Unlike biological agents, biotoxins are unable to reproduce or mutate
spontaneously so they are unlikely to turn on those employing them.
As a potential terrorist weapon biotoxins are
more than science fiction. The
distressing thing about "bioterrorism" is that it does not have to
succeed in actually harming anyone or anything in order to have an impact.
Consider, for example, the 1989 cases of the
two cyanide-laced Chilean grapes. No
one ingested cyanide and no one was harmed by the toxin.
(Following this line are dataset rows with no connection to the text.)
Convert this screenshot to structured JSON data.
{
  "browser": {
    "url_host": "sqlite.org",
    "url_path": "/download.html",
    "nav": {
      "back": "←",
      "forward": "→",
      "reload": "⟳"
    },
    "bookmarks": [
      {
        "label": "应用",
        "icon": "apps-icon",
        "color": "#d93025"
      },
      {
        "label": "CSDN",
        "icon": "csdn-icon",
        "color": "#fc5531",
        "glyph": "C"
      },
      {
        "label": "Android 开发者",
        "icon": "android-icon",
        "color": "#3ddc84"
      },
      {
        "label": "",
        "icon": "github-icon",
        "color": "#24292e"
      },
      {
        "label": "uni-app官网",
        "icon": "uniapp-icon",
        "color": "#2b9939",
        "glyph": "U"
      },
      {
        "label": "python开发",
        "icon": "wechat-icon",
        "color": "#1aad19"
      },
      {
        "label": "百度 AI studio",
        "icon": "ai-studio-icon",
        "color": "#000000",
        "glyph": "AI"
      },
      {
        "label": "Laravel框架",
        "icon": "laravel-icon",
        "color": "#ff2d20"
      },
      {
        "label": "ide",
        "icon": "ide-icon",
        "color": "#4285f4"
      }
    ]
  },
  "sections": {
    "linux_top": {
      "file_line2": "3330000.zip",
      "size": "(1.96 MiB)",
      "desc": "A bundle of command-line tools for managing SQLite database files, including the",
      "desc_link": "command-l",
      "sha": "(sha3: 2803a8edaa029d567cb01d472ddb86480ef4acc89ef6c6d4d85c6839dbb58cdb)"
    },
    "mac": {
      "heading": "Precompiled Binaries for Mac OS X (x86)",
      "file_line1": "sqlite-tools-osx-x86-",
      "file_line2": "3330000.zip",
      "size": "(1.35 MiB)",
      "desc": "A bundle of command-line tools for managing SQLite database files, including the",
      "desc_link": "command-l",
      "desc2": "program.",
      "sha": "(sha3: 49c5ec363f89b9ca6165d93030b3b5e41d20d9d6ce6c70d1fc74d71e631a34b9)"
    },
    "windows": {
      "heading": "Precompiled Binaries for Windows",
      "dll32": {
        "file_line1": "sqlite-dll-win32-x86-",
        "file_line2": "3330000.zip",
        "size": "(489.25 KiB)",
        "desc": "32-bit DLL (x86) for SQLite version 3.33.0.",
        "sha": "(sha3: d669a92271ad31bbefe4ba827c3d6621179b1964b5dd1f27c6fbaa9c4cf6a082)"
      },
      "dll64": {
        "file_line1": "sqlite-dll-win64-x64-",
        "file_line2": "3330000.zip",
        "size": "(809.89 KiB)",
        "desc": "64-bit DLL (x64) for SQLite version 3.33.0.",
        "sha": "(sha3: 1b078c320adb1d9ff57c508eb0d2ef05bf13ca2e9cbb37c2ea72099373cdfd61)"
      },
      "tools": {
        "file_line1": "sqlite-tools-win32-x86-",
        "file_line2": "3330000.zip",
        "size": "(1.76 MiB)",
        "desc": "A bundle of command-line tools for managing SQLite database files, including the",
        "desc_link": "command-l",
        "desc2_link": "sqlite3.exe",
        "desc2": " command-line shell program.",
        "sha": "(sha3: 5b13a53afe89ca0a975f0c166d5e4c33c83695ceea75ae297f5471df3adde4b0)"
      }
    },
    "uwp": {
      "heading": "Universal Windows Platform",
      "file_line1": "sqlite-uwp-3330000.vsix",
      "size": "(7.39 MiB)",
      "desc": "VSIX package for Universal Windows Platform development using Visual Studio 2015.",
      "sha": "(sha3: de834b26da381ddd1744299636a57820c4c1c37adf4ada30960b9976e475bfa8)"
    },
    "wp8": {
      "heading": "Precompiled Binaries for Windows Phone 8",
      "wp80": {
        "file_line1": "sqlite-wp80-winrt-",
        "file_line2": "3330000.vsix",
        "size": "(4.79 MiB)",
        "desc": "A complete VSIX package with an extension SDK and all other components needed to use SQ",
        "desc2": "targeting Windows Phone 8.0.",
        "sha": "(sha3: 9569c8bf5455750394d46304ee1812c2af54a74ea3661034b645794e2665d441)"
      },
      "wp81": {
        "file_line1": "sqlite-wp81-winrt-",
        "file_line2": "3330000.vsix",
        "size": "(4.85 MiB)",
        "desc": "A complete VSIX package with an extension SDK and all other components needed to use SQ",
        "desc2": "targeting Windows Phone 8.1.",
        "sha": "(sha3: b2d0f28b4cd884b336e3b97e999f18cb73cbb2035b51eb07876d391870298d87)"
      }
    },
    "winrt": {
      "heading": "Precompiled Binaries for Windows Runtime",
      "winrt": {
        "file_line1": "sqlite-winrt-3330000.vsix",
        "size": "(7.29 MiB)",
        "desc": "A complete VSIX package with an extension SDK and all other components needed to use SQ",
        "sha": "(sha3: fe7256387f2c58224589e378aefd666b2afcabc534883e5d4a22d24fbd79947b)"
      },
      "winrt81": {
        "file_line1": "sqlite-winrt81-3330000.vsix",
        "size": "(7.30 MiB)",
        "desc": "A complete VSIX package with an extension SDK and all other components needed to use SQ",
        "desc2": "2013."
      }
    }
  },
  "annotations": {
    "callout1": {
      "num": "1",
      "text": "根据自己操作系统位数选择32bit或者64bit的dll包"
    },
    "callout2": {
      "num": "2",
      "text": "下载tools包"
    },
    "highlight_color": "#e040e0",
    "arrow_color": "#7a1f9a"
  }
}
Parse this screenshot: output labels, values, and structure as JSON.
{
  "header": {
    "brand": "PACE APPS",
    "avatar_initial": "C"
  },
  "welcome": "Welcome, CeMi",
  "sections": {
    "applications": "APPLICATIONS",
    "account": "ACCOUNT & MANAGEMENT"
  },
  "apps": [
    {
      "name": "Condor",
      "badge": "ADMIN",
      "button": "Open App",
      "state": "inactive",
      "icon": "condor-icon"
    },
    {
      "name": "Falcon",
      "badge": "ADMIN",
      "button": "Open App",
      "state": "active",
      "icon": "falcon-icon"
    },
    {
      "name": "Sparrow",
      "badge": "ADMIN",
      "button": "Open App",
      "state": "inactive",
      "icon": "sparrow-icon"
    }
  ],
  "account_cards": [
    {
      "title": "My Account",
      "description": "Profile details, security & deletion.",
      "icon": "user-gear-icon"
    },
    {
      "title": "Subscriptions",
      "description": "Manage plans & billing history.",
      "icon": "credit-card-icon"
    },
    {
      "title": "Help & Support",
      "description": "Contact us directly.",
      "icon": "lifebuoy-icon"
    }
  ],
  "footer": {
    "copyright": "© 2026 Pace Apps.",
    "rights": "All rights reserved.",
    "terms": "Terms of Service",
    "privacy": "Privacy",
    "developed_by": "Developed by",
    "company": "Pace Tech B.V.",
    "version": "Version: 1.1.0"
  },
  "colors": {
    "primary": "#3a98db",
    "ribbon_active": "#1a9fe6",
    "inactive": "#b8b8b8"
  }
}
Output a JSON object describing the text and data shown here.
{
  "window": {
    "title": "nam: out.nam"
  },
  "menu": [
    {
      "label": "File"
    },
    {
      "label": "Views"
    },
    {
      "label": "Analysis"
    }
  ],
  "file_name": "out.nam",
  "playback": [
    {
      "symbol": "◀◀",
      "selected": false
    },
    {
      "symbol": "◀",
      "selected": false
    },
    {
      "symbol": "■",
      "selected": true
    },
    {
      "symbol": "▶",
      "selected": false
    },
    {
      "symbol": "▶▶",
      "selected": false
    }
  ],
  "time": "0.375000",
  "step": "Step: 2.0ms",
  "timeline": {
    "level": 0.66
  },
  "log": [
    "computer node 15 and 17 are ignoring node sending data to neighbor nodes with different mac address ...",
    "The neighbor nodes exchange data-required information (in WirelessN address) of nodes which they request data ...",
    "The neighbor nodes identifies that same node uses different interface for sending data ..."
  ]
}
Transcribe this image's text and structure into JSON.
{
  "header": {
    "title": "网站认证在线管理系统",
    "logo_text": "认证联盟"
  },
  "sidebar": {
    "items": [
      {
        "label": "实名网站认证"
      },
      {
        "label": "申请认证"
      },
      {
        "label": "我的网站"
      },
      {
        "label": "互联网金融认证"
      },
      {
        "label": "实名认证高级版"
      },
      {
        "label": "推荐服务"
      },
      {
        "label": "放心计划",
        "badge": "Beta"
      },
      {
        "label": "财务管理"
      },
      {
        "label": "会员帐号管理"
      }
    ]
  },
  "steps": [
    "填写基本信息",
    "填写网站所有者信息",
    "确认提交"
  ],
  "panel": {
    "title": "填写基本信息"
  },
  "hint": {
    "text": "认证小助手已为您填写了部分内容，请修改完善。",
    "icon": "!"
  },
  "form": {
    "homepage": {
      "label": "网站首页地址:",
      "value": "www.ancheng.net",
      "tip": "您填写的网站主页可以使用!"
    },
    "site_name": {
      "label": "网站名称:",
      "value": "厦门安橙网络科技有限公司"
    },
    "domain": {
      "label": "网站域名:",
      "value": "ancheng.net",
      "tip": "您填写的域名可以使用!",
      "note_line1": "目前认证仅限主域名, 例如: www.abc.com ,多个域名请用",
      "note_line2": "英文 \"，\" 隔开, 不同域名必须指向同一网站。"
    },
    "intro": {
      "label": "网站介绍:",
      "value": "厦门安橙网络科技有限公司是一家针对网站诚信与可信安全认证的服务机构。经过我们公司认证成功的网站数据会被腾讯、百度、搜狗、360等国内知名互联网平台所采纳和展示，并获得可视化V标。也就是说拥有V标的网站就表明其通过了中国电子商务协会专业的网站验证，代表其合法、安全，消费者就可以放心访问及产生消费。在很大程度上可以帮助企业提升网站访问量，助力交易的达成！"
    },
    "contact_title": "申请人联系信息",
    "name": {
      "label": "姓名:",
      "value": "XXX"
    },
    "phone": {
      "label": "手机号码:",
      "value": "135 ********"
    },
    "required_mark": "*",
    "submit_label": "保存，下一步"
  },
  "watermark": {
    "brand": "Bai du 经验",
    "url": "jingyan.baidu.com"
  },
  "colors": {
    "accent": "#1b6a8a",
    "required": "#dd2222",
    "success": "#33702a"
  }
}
In fact the amount found was too small to be
lethal. Yet the publicity surrounding
these two grapes caused a voluntary boycott by American consumers that resulted
in several million dollars worth of damage to Chilean agriculture, the
bankruptcy of more than a hundred growers and shippers and strained relations
between Chile and the United States.
Imagine the other sorts of damage a terrorist might do by simply
announcing that botulin or another biotoxin had been introduced into a city's
water supply.
Fortunately heating destroys most living organisms and nearly all
of their toxins, so even if these agents were used to contaminate food or
water, cooking or heating would render them
harmless. Protection against this sort of "attack" may require
little more than adequate locks on access doors and hatches, supplemented by
regular analyses.
As weapons of war biotoxins leave a great deal
to be desired. Not only are they highly unstable -- the US Army abandoned the
idea of using botulin as an aerosol when it discovered that simple sunlight
degraded it to impotency -- but extracting most of them is no simple task.
For example, one hundred pounds of shellfish
must be ground up in order to make enough saxitoxin to kill just a handful of
persons. Difficulties on this order of
magnitude make biotoxins unattractive weapons of mass destruction.
Military planners find it far easier and more efficient to rely on
something which can be mass produced, remains stable under a variety of
conditions and is easily delivered.
Biotoxins may have potential, but are not likely to replace more readily
obtainable and easier to utilize methods.